Günceli yakalamak, gerek güncel gerek sosyal yaşam için vazgeçilmezdir. Bu süre içinde çeşitli yaş grupları ile bir arada yaşıyor, fikir alışverişinde bulunuyoruz. Kısaca çocuksa çocuk, yaşlıysa yaşlı ile ile dialog kurmayı öğreniyoruz. Gençler ise bizi her an zinde tutan bir grup. Yenilikleri takip etmek için onları izlemek yeter. Son zamanlarda, çocukluk çağından çoktan çıkmış olup 20-30 yaş aralığındaki yetişkinlerin bir selamlaşma tarzı var. Konuşmanız bitince duyacağınız cümle şu: “Çok öptüüüm seni” Daha edebi olsun diye, devrik cümleler kuranlar da var: “Öptüm senii çooook”
Güncel kalmak istiyorsanız, sadece bu ve benzeri klişe konuşmaları bilmekle kalmayıp, doğru vurguyu da kullanacaksınız.

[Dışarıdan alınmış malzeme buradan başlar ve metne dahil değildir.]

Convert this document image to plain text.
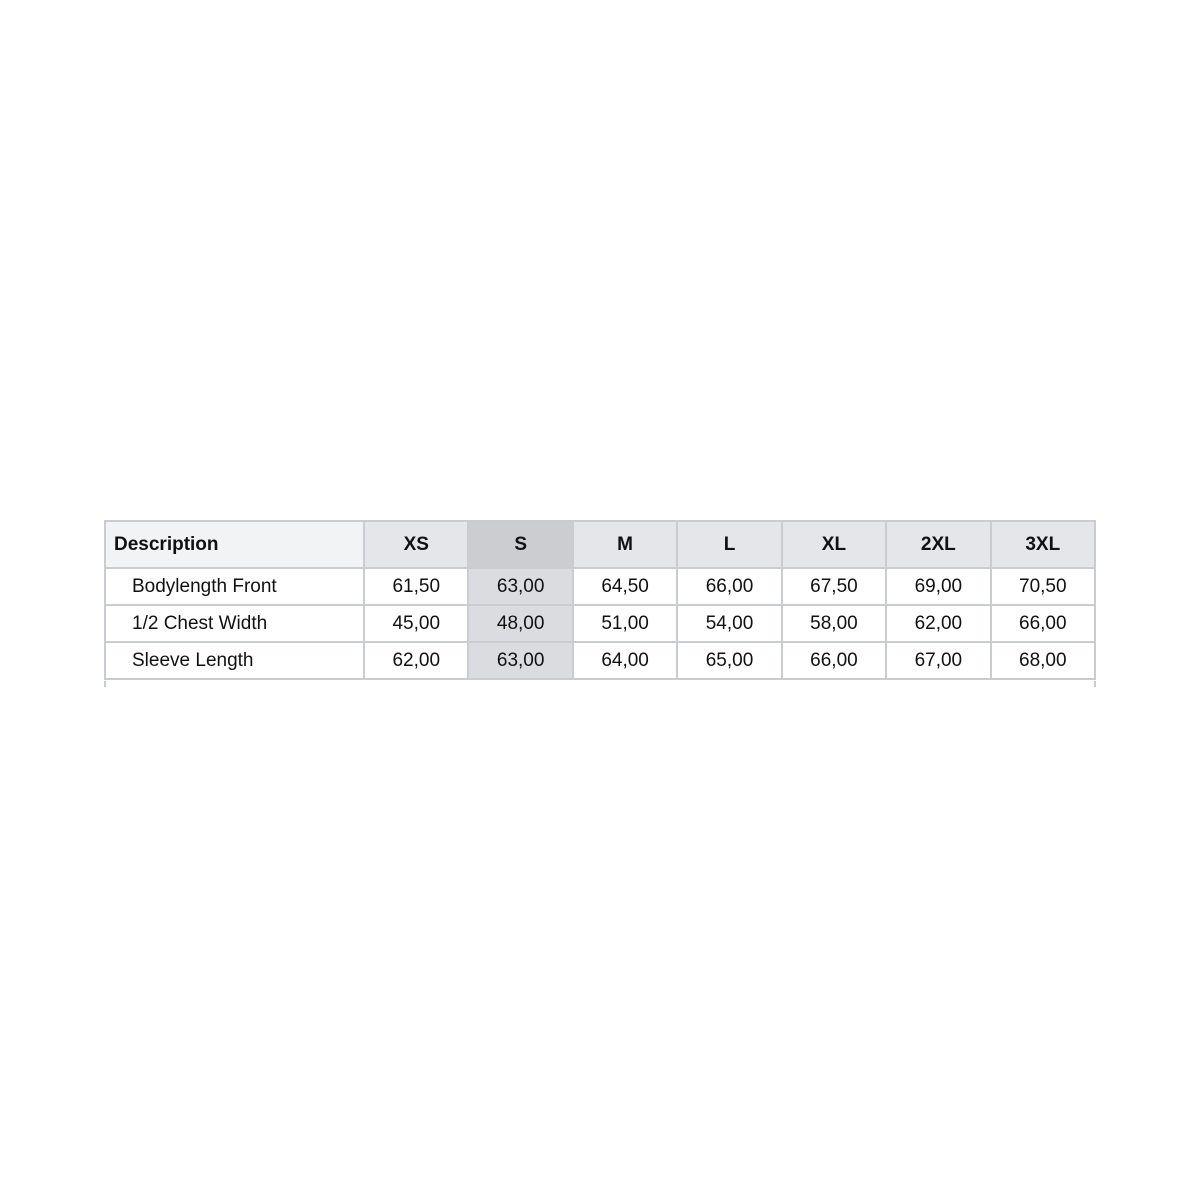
Description	XS	S	M	L	XL	2XL	3XL
Bodylength Front	61,50	63,00	64,50	66,00	67,50	69,00	70,50
1/2 Chest Width	45,00	48,00	51,00	54,00	58,00	62,00	66,00
Sleeve Length	62,00	63,00	64,00	65,00	66,00	67,00	68,00
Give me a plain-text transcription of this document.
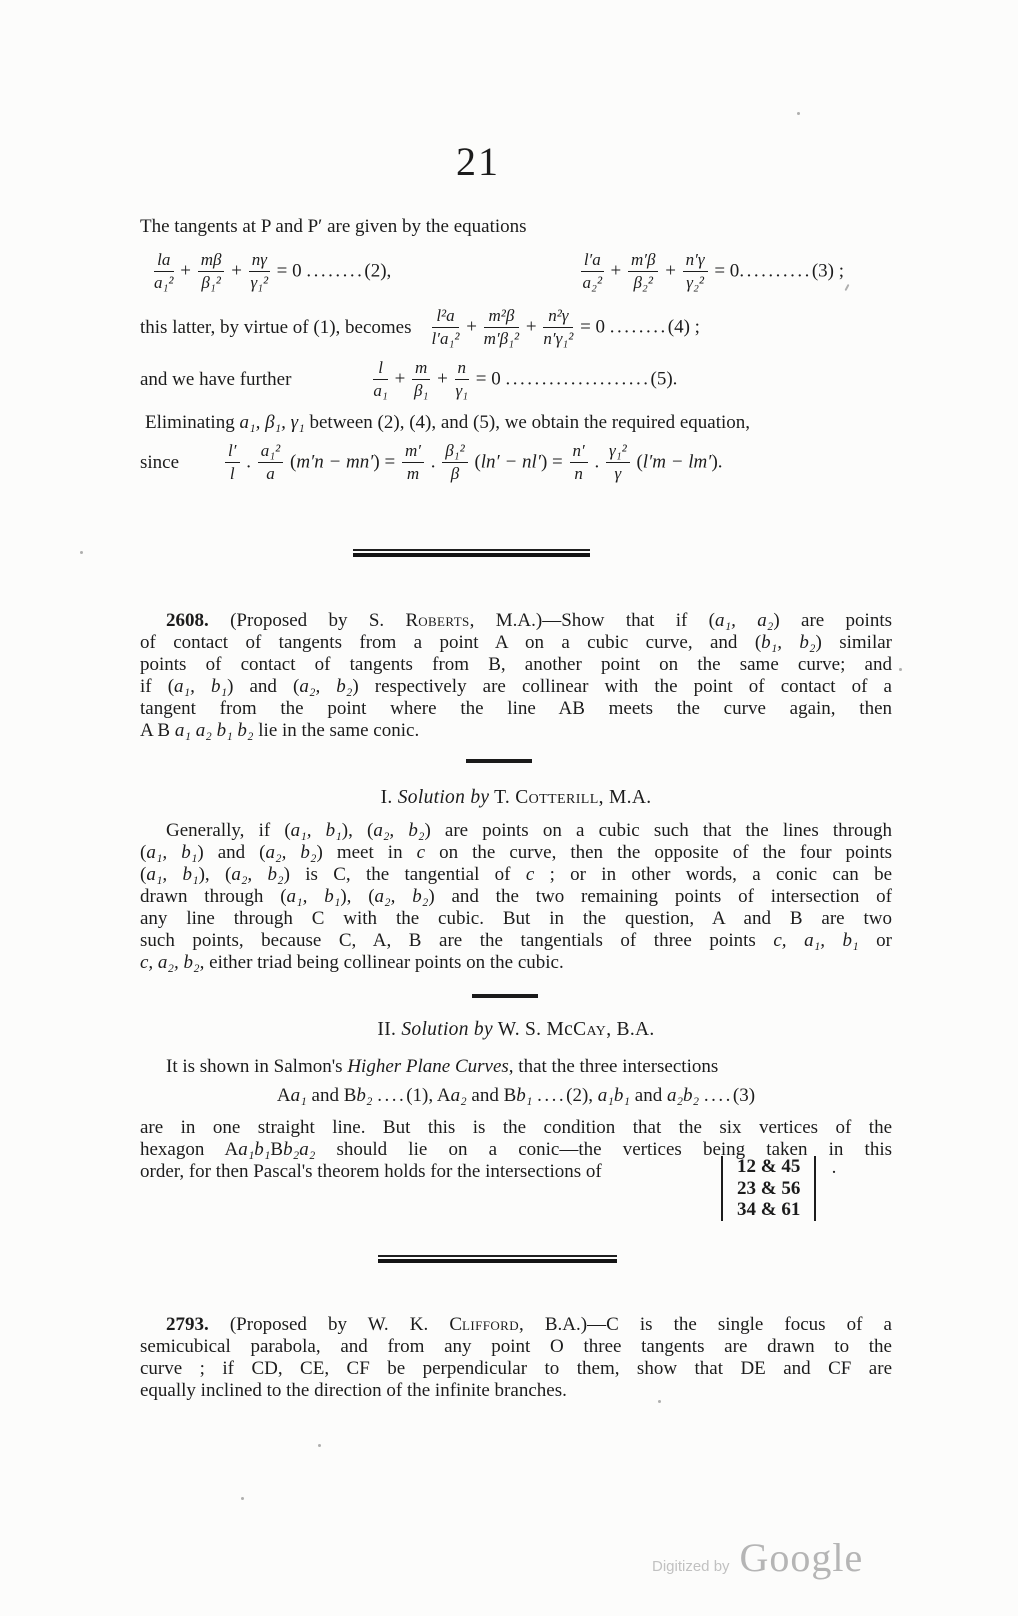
21
The tangents at P and P′ are given by the equations
$\frac{la}{\text{a₁²}} + \frac{m\beta}{\text{β₁²}} + \frac{n\gamma}{\text{γ₁²}} = 0$ ........(2),	$\frac{l'a}{\text{a₂²}} + \frac{m'\beta}{\text{β₂²}} + \frac{n'\gamma}{\text{γ₂²}} = 0..........(3)$ ;
this latter, by virtue of (1), becomes $\frac{\text{l²a}}{\text{l′a₁²}} + \frac{\text{m²β}}{\text{m′β₁²}} + \frac{\text{n²γ}}{\text{n′γ₁²}} = 0$ ........(4) ;
and we have further	$\frac{l}{\text{a₁}} + \frac{m}{\text{β₁}} + \frac{n}{\text{γ₁}} = 0$ ....................(5).
Eliminating a₁, β₁, γ₁ between (2), (4), and (5), we obtain the required equation,
since	$\frac{l'}{l}$ . $\frac{\text{a₁²}}{a} (m'n - mn') = \frac{m'}{m}$ . $\frac{\text{β₁²}}{\beta} (\ln' - nl') = \frac{n'}{n}$ . $\frac{\text{γ₁²}}{\gamma} (l'm - lm')$.
2608. (Proposed by S. Roberts, M.A.)—Show that if (a₁, a₂) are points
of contact of tangents from a point A on a cubic curve, and (b₁, b₂) similar
points of contact of tangents from B, another point on the same curve; and
if (a₁, b₁) and (a₂, b₂) respectively are collinear with the point of contact of a
tangent from the point where the line AB meets the curve again, then
A B a₁ a₂ b₁ b₂ lie in the same conic.
I. Solution by T. Cotterill, M.A.
Generally, if (a₁, b₁), (a₂, b₂) are points on a cubic such that the lines through
(a₁, b₁) and (a₂, b₂) meet in c on the curve, then the opposite of the four points
(a₁, b₁), (a₂, b₂) is C, the tangential of c ; or in other words, a conic can be
drawn through (a₁, b₁), (a₂, b₂) and the two remaining points of intersection of
any line through C with the cubic. But in the question, A and B are two
such points, because C, A, B are the tangentials of three points c, a₁, b₁ or
c, a₂, b₂, either triad being collinear points on the cubic.
II. Solution by W. S. McCay, B.A.
It is shown in Salmon's Higher Plane Curves, that the three intersections
Aa₁ and Bb₂ ....(1), Aa₂ and Bb₁ ....(2), a₁b₁ and a₂b₂ ....(3)
are in one straight line. But this is the condition that the six vertices of the
hexagon Aa₁b₁Bb₂a₂ should lie on a conic—the vertices being taken in this
order, for then Pascal's theorem holds for the intersections of	12 & 45
23 & 56
34 & 61
.
2793. (Proposed by W. K. Clifford, B.A.)—C is the single focus of a
semicubical parabola, and from any point O three tangents are drawn to the
curve ; if CD, CE, CF be perpendicular to them, show that DE and CF are
equally inclined to the direction of the infinite branches.
Digitized by Google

Yani cümleyi eni konu uzatacaksınız.
* * *
Hafta sonunda kısa bir tatil için şehir dışındaydım. Dönüş zamanı geldiğinde bizi bekleyen otobüse bindik. Yolcular arasında üç hanım ve ilkokul çağlarında olan ikisi kız biri erkek üç çocuk vardı. Çocuklardan ikisi arkamdaki koltuğa oturunca, elimdeki kitabı kapattım. Sessiz bir yolculuk olmayacağı kesindi. Çocukların konuşması son derece doğal “Biraz konuşurlar biraz uyurlar” diye düşündüm. Ve birden sırtımda iki yumruk hissettim. Arkama döndüm, kibarca ikaz ettim. Ettim ama neye yarar? Ablasının zorla tekrar ettirdiği ev ödevinden, çocuğun ikinci sınıfta olduğunu tahmin ettim. Küçük delikanlı, yaşından uzun, hayli kilolu ve aynı oranda hiperaktifti. Dört saat boyunca durmadı ve susmadı. Anneler aralarında sohbet ederken çocuk göz kaş arasında rehberle iletişim kurdu. Daha doğrusu çocuk isteklerde bulundu, rehber karşıladı. Varış noktasına ulaşmamıza on dakika kala, bu kez “Abi Fanta ya da Cola var mı?” diye sordu. Sadece su kaldığını öğrenince yüzünü ekşitti ama razı oldu. Rehberin su şişesini vermesiyle oğlan : “Abi bu su İsrail malı mı?” diye sordu. Rehber yanıt vermeyince devam etti. “İsrailliler bunu satınca çok para kazanıyorlar. O parayla füze, roket alıp Filistinlilere atıyorlar. Nezahat Teyzem bilgisayardan indirdi. Ben o resimleri gördüm. İstersen, israilmallari.com diye bir site de var”
Buz kesildim. Neyi önce düşünmem gerektiğini bilemedim. Sekiz yaşındaki bir çocuk bunları nerede, nasıl öğrenmişti? Okulda mı, evde mi, yoksa her ikisi birden mi? O yaştaki bir çocuğun yapacağı türden bir sohbet miydi? Bir an sevimli teyze imajı yaratarak, “hangi okula gidiyorsun?” muhabbetine başlayacaktım ki, eşyalarımızı toplama vakti geldi. İçimde kaldı.